The host returned to say she dug up our email and we did not specifically request a front view, so she would reduce our rate by 10 euro per night (rather than a free night), and let us use her pool if we decided to go stay elsewhere. We sat by the pool and tried to reconcile ourselves to the inevitable let-down of memory and expectation.
Then, somehow, miraculously, two rooms appeared on the lower floor on the front of the building. They were not beautiful, but they were bigger, and, because they weren’t nosed up against the mountain, they were airier, and quieter. The view now has two big houses in it, but at least it was closer. We remain unconvinced that the hotel (with about 20 rooms) ever had more than 5 rooms full. Too weird!
The room thing settled, we went for a swim and chatted with a lovely Irish couple with two young kids who were all in Greece for a wedding.

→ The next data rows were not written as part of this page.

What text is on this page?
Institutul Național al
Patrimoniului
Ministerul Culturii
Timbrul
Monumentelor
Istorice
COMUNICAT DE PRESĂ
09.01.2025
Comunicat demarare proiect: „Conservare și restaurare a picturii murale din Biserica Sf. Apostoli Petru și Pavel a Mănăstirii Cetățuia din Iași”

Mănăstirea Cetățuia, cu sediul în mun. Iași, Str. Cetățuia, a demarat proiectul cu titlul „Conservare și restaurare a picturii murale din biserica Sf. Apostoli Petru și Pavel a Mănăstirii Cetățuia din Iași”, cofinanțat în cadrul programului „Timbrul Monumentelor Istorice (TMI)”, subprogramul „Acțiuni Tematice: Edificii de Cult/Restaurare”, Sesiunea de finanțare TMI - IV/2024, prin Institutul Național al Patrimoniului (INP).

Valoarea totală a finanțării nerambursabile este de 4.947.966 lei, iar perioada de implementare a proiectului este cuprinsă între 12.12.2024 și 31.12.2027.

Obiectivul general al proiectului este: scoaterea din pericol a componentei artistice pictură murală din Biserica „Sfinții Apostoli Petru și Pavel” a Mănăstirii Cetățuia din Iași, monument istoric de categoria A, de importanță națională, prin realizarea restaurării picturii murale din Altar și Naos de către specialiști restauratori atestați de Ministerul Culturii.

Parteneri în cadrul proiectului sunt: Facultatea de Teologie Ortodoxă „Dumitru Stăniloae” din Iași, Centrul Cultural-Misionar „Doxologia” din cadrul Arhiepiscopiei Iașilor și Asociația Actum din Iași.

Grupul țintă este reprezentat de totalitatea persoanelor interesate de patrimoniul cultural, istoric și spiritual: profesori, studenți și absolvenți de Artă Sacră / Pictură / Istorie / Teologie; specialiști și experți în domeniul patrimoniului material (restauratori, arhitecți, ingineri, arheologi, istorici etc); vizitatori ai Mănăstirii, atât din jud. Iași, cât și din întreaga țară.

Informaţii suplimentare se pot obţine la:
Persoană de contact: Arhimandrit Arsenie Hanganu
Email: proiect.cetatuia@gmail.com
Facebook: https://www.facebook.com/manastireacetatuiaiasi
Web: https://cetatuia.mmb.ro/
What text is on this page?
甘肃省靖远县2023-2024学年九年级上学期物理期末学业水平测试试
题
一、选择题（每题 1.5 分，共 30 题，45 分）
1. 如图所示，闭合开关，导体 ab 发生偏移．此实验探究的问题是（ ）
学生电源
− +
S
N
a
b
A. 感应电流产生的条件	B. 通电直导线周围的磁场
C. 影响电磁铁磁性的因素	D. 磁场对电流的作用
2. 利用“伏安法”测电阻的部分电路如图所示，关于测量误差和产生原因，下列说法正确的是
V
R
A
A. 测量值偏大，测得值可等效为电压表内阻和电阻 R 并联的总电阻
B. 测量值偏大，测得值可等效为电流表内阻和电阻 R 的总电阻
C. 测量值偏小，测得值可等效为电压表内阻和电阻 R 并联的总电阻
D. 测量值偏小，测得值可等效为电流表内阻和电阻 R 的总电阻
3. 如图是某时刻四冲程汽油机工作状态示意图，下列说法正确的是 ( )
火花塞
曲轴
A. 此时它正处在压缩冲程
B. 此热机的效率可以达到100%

Then the next hurdle: dinner. Our hotel only offers a set menu, and we had not mentioned in advance that we were 3/4 vegetarian. We could not eat there that night. The host sent us down to La Belle Helene, a fairly famous place in this town, which we found out is run by her cousin. This is where the first (and many subsequent) archeologist, Schliemann, stayed, as well as many, many famous writers, artists, politicians, and a fair number of nazis too. They have a display of their guest book with names like Virginia Woolf, Jean Paul Sartre, William Faulkner, Bertrand Russell, and Jack Kerouac in it. We were the only customers there. The owner (great-great grandson of the original owner) told us exactly how he feels about the economic crisis and the EU interlaced with tales of German invasion, Elgin theft, and Greek mythology. Mycenae is still pretty close to its roots, and clearly a bit of a family affair.
After dinner, we walked around the town, behind the main strip, and met every (friendly) stray dog in town, and there quite a number of them. We went to bed hoping tomorrow’s dig into the past would be smoother.